This weekend, Peter Carter, chief executive of the Royal College of Nursing (RCN), said patients’ relatives need to do more to look after their loved ones in hospital. Clare Gerada at the Royal College of GPs agreed. This is what Carter said: “If you have a 24-bed ward and have got five nurses and everybody is having lunch at the same time and half the patients need feeding, it becomes difficult to get it all done,” Carter said. “You get this business of wards, very, very busy people, [patients] dying to go to the loo, elderly people wetting themselves, then they lie there feeling embarrassed — and it is about helping gran get out of bed and go to the loo”.
For many people, the immediate response to this quote will be “so what are nurses supposed to be doing?” This question is even more pertinent when you consider that the majority of inpatient bed days are used by older people. Helping someone to eat and supporting them to meet personal care needs are essential elements of care. To suggest that such can be simply picked up by friends and family is to suggest it is care less relevant to what the NHS is there to do. Peter Carter may be asking the right question, but is coming up with the wrong solution. He is absolutely right in questioning why, in his example, a 24 bed ward is not able to offer an appropriate level of support to it patients.
However, the solution is not simply to defer responsibility onto friends and relatives. The wider question is why a hospital ward in a £100 billion NHS is unable to meet essential care needs for older people. Part of the solution may be more nurses, though this is often a simplistic answer. There are certainly questions around why so-called geriatric wards are generally resourced less than other wards (though “geriatric ward” is something of a misnomer as older people will likely be the majority on most wards). There are fundamental questions about the nature of training, something Peter Carter alluded to at the end of last week.

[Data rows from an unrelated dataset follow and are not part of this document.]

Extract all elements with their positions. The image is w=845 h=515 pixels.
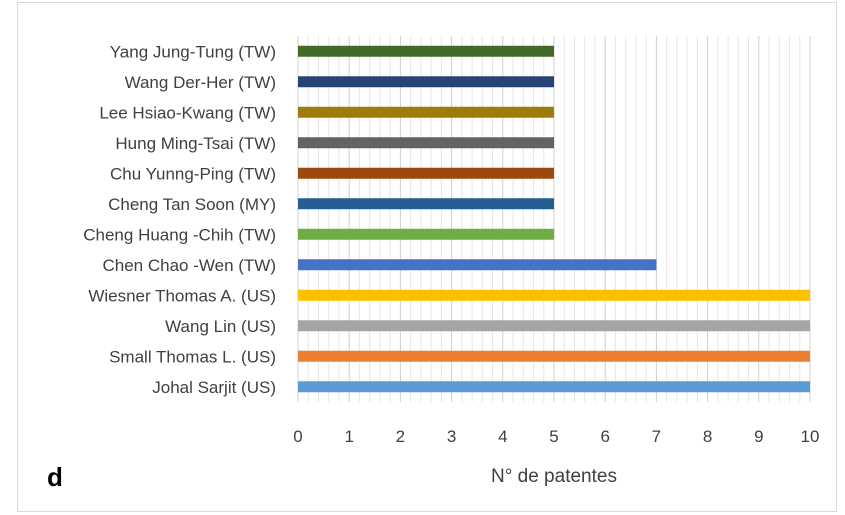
x-tick-label: 7 (652, 427, 661, 446)
x-tick-label: 5 (549, 427, 558, 446)
chart-border (17, 2, 837, 512)
bar (298, 228, 554, 240)
x-tick-label: 9 (754, 427, 763, 446)
category-label: Cheng Tan Soon (MY) (108, 195, 276, 214)
bar (298, 320, 810, 332)
category-label: Lee Hsiao-Kwang (TW) (99, 103, 276, 122)
category-label: Wang Lin (US) (165, 317, 276, 336)
category-label: Wiesner Thomas A. (US) (88, 286, 276, 305)
x-tick-label: 2 (396, 427, 405, 446)
panel-label: d (47, 462, 63, 492)
category-labels: Yang Jung-Tung (TW) Wang Der-Her (TW) Lee … (83, 42, 276, 397)
x-tick-label: 6 (600, 427, 609, 446)
x-tick-label: 10 (801, 427, 820, 446)
bar (298, 167, 554, 179)
category-label: Hung Ming-Tsai (TW) (115, 134, 276, 153)
bar (298, 45, 554, 57)
bar (298, 76, 554, 88)
category-label: Small Thomas L. (US) (109, 347, 276, 366)
bar (298, 350, 810, 362)
x-tick-label: 4 (498, 427, 507, 446)
category-label: Cheng Huang -Chih (TW) (83, 225, 276, 244)
bar (298, 198, 554, 210)
gridlines (297, 36, 811, 402)
bar (298, 259, 657, 271)
bar (298, 106, 554, 118)
x-axis-title: N° de patentes (491, 466, 617, 487)
x-tick-label: 1 (344, 427, 353, 446)
x-tick-labels: 0 1 2 3 4 5 6 7 8 9 10 (293, 427, 819, 446)
bars (298, 45, 810, 393)
category-label: Chen Chao -Wen (TW) (102, 256, 276, 275)
category-label: Wang Der-Her (TW) (125, 73, 276, 92)
x-tick-label: 3 (447, 427, 456, 446)
bar (298, 289, 810, 301)
x-tick-label: 0 (293, 427, 302, 446)
category-label: Johal Sarjit (US) (152, 378, 276, 397)
x-tick-label: 8 (703, 427, 712, 446)
category-label: Chu Yunng-Ping (TW) (110, 164, 276, 183)
bar (298, 137, 554, 149)
bar (298, 381, 810, 393)
category-label: Yang Jung-Tung (TW) (110, 42, 276, 61)
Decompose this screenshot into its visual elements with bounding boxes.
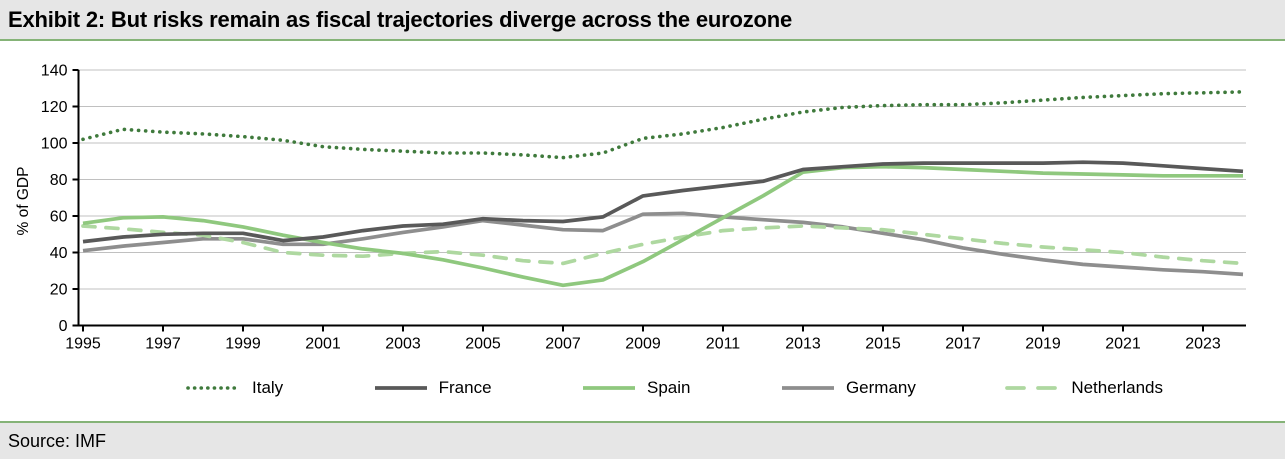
- legend-label: Netherlands: [1071, 378, 1163, 397]
- x-tick-label: 2015: [865, 336, 901, 353]
- y-tick-label: 0: [59, 318, 68, 335]
- legend-line-sample-solid: [583, 386, 636, 390]
- series-line-italy: [81, 90, 1245, 160]
- y-axis-title: % of GDP: [15, 167, 32, 236]
- x-tick-label: 2023: [1185, 336, 1221, 353]
- legend-line-sample-dotted: [186, 386, 242, 390]
- y-tick-label: 40: [50, 245, 68, 262]
- x-tick-label: 2001: [305, 336, 341, 353]
- y-tick-label: 60: [50, 209, 68, 226]
- x-tick-label: 1995: [65, 336, 101, 353]
- legend-item-netherlands: Netherlands: [1005, 378, 1163, 398]
- x-tick-label: 2017: [945, 336, 981, 353]
- x-tick-label: 2003: [385, 336, 421, 353]
- series-line-germany: [82, 211, 1244, 277]
- series-line-spain: [82, 164, 1243, 288]
- y-tick-label: 140: [41, 63, 68, 80]
- y-tick-label: 80: [50, 172, 68, 189]
- x-tick-label: 1997: [145, 336, 181, 353]
- x-tick-label: 2005: [465, 336, 501, 353]
- x-tick-label: 2013: [785, 336, 821, 353]
- legend-item-germany: Germany: [780, 378, 916, 398]
- source-text: Source: IMF: [8, 430, 107, 451]
- chart-legend: Italy France Spain Germany Netherlands: [0, 361, 1285, 401]
- legend-line-sample-solid: [781, 386, 834, 390]
- x-tick-label: 2019: [1025, 336, 1061, 353]
- source-bar: Source: IMF: [0, 421, 1285, 459]
- legend-label: Spain: [647, 378, 691, 397]
- exhibit-title: Exhibit 2: But risks remain as fiscal tr…: [8, 6, 793, 32]
- legend-item-france: France: [373, 378, 492, 398]
- y-tick-label: 100: [41, 136, 68, 153]
- x-tick-label: 2007: [545, 336, 581, 353]
- legend-label: Italy: [252, 378, 284, 397]
- debt-to-gdp-chart: 0 20 40 60 80 100 120 140 1995 1997 1999 2001 2003 20…: [0, 41, 1285, 361]
- x-tick-label: 2021: [1105, 336, 1141, 353]
- series-line-netherlands: [81, 224, 1245, 266]
- exhibit-header: Exhibit 2: But risks remain as fiscal tr…: [0, 0, 1285, 41]
- legend-label: France: [438, 378, 492, 397]
- x-tick-label: 2009: [625, 336, 661, 353]
- x-tick-label: 1999: [225, 336, 261, 353]
- legend-item-italy: Italy: [186, 378, 283, 398]
- legend-line-sample-dashed: [1005, 386, 1062, 390]
- legend-item-spain: Spain: [581, 378, 691, 398]
- y-tick-label: 120: [41, 99, 68, 116]
- series-line-france: [82, 160, 1244, 244]
- x-tick-label: 2011: [706, 336, 741, 353]
- y-tick-label: 20: [50, 282, 68, 299]
- legend-line-sample-solid: [374, 386, 427, 390]
- legend-label: Germany: [845, 378, 916, 397]
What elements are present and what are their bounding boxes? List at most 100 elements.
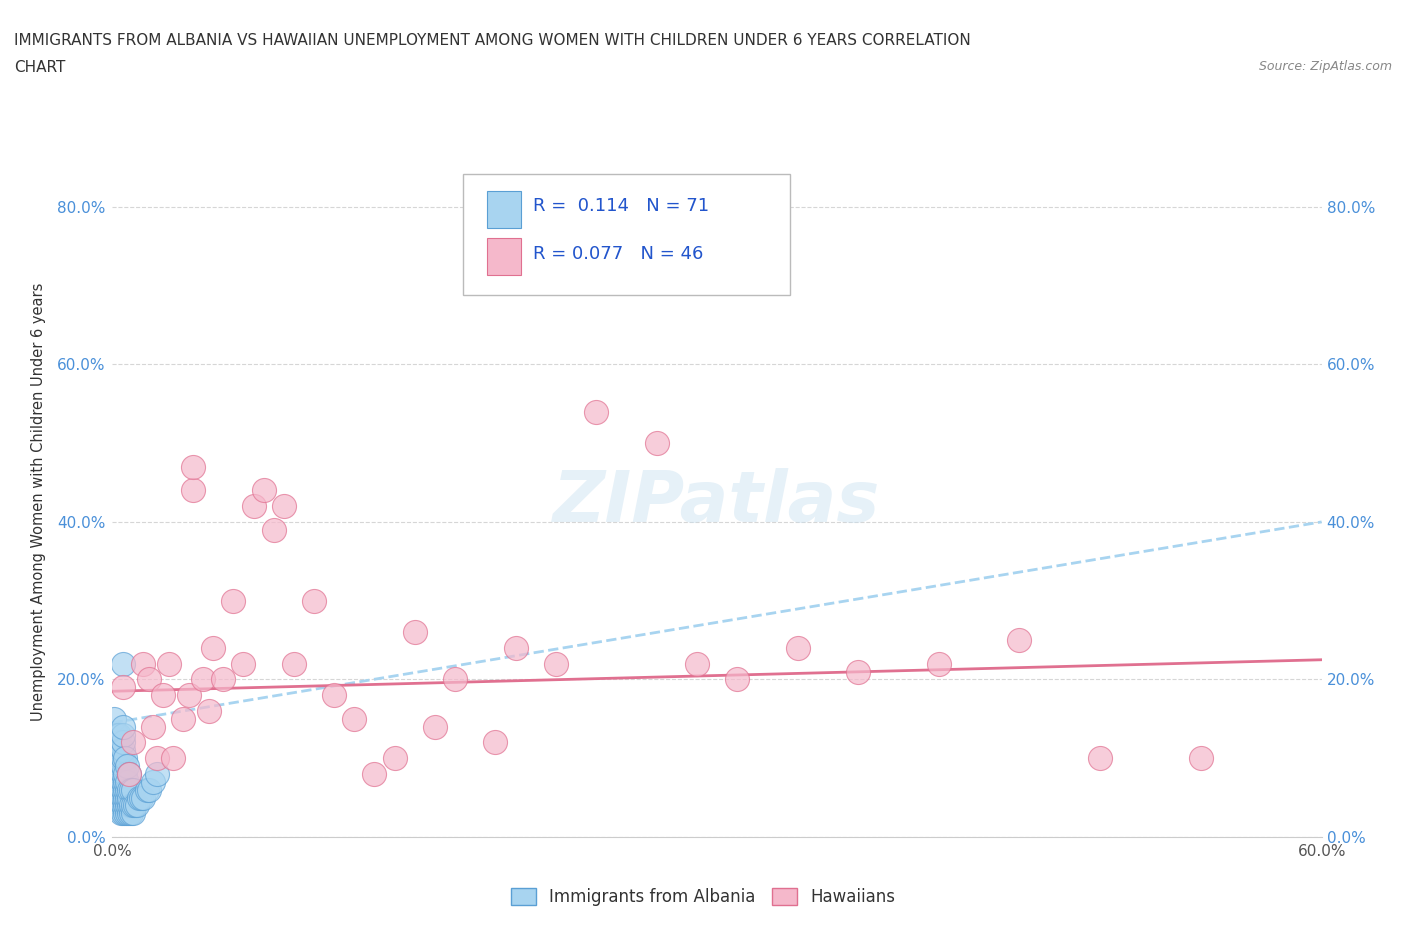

Age UK certainly believes all medical training most be far more grounded in the care of older people. Many health professionals can be woefully under-prepared for assessing and responding to older people’s needs. This is symptomatic of much bigger issues that NHS needs to resolve. As Carter and Gerada both point out, the NHS will spend an increasing amount of time helping to manage people with long-term conditions, the majority of these being older people. Already, 70% of the primary and acute care budget is spent on long-term conditions. If we continue to picture the NHS as there to simply cure and repair, then it will continue to make the mistake of making its core users second class citizens. In making that mistake, the NHS will remain organised around meeting the needs of the minority, (vital as this is), and framing the majority as an inconvenience. Carter and Gerada’s comments reflect such an attitude.
Age UK absolutely supports the involvement of family and friends in a person’s care. This can make a vital contribution to their wellbeing and sense of control in what can be a distressing period of their life. Some hospitals have even offered low-level training to family members to help with care, and we would support such positive steps to improve older people’s experience of care. However, this must never detract from the fundamental caring responsibilities of nursing and other hospital staff.
Age UK is currently running a commission with the NHS Confederation and the Local Government Group looking at issues of dignity and essential care. The commission will be seeking real solutions to these issues and we welcome the debate that these comments have sparked. However, there must be a must better understanding of what the NHS is for before we can start describing how it can best achieve this.